Odp: Romans z żonatym. Koniec. Teraz nękanie przez żonę.
Pikupik2019 napisał/a:
Hrefi napisał/a:

Jeszcze raz napiszę - jeśli ktoś zaczął romans w 2019 roku to powinien szukać przyczyn w 2015.

No to u mnie się zgadza. 3 lata temu podjęliśmy decyzję o dziecku a w 9 miesiącu ciąży zaczął się romans mojego męża.

Bazooka napisał/a:

Pikupik, co czujesz do męża? Czy wolałabyś żeby został?

Wiesz, najpierw to ja mu wykrzyczałam, że odchodzę bo zaczął kłamać i mocno angażować się w nową znajomość. Wtedy wybłagał mnie żebym została - zgodziłam się bo kochałam go bardzo, miałam nadzieję, że się opamięta no i chciałam ratować rodzinę. Zostawił mnie 2 miesiące później jak już upewnił się, że ONA go przyjmie.
Czuję do niego ogromny żal, bo mnie zawiódł nie tylko jako mąż ale też jako człowiek. Nie tylko mnie zostawił, ale też zostawił mnie w potrzebie.
Teraz po tych 5 miesiącach mając przed oczami całokształt jego zachowania (odkąd poznał panią, jak odchodził i jak zachowuje się teraz) nie byłabym w stanie mu ponownie zaufać.
I u nas było odwrotnie. To mąż miał zawsze niską samoocenę i to ona zaczęła mu kadzić, że jest taki fajny, że nigdy takiego gościa nie poznała. Po jakimś czasie ona wyznała, że się w nim zakochała więc on poczuł się dowartościowany i też się zakochał z tej wdzięczności.

bagienni_k napisał/a:

Tylko nie ogarniam, że ludzie się potrafią tak zmienić w małżeńśtwie...

Ja myślę, że każdy idąc przez życie się zmienia. Także pod wpływem osoby z którą jest dłużej (np. żony/męża). Czasem się zdarza, że ludzie są na tyle dobrani, że zmieniają się w tym samym kierunku i w tym samym czasie (np. dojrzewają do dzieci, chcą domu z ogródkiem, podróży do Meksyku itp). Częściej jednak zaczynają się po prostu w pewnym momencie rozmijać - ktoś już jest na coś gotowy, a ktoś nie i się do tego przymusza.  Wtedy wszystko zaczyna się rozłazić. Jeśli się nie rozmawia o tym to pojawia się frustracja i zaczyna się myślenie tunelowe, że gdzieś indziej będzie lepiej. Będzie. Ale do czasu i pod warunkiem, że rzeczywiście się trafi na osobę dopasowaną i rozwijającą się w podobnym tempie. Tak mi się wydaje.

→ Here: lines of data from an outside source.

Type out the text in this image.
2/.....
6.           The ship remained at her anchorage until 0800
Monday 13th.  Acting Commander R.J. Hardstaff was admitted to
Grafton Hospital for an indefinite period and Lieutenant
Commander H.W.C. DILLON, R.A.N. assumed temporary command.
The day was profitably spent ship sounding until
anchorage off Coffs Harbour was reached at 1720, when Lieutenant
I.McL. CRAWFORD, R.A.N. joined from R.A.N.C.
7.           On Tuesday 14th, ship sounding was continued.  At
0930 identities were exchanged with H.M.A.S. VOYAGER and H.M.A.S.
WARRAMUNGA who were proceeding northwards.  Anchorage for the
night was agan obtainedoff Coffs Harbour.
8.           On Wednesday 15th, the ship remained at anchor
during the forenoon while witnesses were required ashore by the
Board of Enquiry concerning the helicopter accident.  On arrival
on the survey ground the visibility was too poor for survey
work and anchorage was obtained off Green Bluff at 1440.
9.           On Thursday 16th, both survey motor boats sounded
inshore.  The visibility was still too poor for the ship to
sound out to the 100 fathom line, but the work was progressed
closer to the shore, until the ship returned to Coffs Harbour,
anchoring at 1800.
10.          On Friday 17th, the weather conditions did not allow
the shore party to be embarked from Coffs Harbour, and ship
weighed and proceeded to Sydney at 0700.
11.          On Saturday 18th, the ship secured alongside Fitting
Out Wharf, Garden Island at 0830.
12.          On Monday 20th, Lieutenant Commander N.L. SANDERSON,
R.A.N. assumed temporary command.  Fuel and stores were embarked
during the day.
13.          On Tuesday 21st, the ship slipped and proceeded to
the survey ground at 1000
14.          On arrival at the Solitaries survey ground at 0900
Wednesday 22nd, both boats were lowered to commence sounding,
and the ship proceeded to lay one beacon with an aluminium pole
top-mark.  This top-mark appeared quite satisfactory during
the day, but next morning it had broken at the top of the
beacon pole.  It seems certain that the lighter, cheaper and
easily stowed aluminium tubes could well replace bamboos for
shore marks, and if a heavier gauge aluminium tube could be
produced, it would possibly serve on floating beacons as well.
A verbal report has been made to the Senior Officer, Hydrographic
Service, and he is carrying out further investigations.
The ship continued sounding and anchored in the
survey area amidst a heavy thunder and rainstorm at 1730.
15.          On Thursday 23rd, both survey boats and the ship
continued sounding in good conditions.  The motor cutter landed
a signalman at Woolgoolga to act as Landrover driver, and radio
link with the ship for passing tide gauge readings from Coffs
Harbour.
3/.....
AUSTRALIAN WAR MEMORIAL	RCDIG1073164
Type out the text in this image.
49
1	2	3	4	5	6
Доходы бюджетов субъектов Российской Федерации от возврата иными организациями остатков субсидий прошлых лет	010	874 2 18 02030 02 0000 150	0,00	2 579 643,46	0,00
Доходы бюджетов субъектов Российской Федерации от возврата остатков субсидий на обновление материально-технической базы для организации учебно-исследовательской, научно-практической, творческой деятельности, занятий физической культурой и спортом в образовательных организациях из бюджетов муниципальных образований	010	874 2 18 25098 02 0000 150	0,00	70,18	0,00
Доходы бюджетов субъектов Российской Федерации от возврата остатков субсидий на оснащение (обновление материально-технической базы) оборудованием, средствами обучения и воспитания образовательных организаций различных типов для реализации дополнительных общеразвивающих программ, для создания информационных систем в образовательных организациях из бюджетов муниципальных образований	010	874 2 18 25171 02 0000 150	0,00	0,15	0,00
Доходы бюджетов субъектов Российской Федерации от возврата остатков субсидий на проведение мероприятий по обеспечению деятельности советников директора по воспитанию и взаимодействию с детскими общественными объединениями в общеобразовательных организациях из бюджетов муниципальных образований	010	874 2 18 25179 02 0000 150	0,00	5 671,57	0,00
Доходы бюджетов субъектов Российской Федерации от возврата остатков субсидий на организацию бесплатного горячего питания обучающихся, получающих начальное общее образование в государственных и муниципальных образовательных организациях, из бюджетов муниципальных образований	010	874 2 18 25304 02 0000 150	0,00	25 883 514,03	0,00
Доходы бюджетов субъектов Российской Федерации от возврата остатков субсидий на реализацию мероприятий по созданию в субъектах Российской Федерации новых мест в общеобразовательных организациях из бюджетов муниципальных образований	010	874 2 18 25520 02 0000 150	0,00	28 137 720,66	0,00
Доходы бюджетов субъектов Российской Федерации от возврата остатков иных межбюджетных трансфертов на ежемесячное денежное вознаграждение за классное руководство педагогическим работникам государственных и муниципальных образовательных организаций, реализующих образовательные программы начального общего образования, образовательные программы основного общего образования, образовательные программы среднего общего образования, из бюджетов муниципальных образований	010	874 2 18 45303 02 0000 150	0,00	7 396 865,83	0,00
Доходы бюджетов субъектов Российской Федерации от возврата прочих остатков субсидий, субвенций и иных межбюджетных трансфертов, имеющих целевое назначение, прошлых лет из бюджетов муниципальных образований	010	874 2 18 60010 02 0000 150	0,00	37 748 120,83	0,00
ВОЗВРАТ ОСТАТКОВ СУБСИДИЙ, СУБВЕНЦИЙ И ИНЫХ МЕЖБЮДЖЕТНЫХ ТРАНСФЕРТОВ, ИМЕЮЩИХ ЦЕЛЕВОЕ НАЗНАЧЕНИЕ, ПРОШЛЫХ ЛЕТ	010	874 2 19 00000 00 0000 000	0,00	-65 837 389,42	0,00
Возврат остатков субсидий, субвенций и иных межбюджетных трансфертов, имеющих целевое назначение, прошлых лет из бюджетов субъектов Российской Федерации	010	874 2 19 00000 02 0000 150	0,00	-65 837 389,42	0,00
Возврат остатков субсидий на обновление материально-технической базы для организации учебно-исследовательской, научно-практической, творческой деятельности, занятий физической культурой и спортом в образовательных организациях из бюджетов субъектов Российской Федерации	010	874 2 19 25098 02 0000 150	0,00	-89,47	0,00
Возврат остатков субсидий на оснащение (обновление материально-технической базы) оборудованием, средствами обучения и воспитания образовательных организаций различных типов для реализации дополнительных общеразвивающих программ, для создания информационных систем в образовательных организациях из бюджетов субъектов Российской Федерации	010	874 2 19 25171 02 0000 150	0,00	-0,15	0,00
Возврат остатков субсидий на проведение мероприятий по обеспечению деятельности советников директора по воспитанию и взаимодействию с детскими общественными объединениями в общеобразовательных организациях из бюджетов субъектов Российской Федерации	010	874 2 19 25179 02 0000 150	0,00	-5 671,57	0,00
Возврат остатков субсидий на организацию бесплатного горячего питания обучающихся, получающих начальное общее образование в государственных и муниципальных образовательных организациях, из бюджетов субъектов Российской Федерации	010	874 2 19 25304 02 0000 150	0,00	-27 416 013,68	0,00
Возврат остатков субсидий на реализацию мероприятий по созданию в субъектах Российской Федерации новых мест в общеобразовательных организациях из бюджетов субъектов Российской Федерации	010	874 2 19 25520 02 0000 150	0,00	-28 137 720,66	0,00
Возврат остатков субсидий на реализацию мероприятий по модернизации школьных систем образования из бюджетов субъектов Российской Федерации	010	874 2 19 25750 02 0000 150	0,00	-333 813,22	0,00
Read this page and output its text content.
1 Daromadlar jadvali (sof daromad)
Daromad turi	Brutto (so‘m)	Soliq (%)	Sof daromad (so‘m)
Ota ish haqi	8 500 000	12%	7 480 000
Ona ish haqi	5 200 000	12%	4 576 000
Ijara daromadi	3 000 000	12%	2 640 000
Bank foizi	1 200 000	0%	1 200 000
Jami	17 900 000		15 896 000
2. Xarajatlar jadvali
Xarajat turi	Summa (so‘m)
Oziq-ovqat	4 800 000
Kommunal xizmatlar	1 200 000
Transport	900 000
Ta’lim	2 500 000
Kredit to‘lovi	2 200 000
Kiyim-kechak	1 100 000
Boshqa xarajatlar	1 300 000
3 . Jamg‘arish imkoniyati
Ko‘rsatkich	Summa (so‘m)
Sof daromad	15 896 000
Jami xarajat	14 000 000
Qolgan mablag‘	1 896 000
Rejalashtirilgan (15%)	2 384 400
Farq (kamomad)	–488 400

Trochę to pasuje. U mnie ze 4 lat było w miarę poprawnie. Wiadomo - najpierw trochę starań o dziecko. Nerwowo bywało. Potem opieka nad niemowlakiem - tu też rózowo nie było. Ale w miarę ok. Angażował się przy opiece. Zakochany w córce jak diabli. Planowaliśmy nawet drugie, zaszłam w drugą ciążę, ale w 10 tygodniu doszło do poronienia. I jakoś to oddalenie postępowało. Po trochu, po trochu aż staliśmy się sobie obcy. Nie wiem. Może nie każdy nadaje się na związek?
Myslę, że możecie mieć rację. Uciąć kontakt. W końcu sam odpuści. Sama sobie chyba wmawiam, że mi jest do gadki potrzebny. Żal mi chyba tych dobrych momentów i upiększam tylko jego osobę. Gdyby był fair, sam by ograniczył kontakty, żeby z żoną się dogadywać.

27

Odp: Romans z żonatym. Koniec. Teraz nękanie przez żonę.
Ela210 napisał/a:

Czy to nie kolejny wątek Softheart?

Nie. Mój.


Co do zachowania zdradzonych, to jest na tym forum topik, bardzo obszerny zresztą o tym co się wtedy czuje. Czytam od godziny i zaczynam pojmować:

https://www.netkobiety.pl/viewtopic.php?id=13339

To jest taki koktajl uczuć, że nie sposób to ogarnąć. Chyba dam sobie spokój z nim. Jakby mu zależało na tej żonie to chciałby, żeby miała spokój i nie denerwowałby jej swoim zachowaniem, tylko starał się załagodzić.

28

Odp: Romans z żonatym. Koniec. Teraz nękanie przez żonę.
Bazooka napisał/a:

Do mnie się już nie przystawia. Przychodzi albo czasem zadzwoni i rozmawiamy. To wszystko. O zwyklych rzeczach. O dzieciach, o zdeformowanej szkole, o problemach takich codziennych, no nic co by choć na siłę dało zakwalifikować do czynności zabronionych. Naprawdę lubię jego towarzystwo. Raz na jakiś czas wypijemy kawę w miejscu publicznym. W okolicznościach kompletnie nierandkowych.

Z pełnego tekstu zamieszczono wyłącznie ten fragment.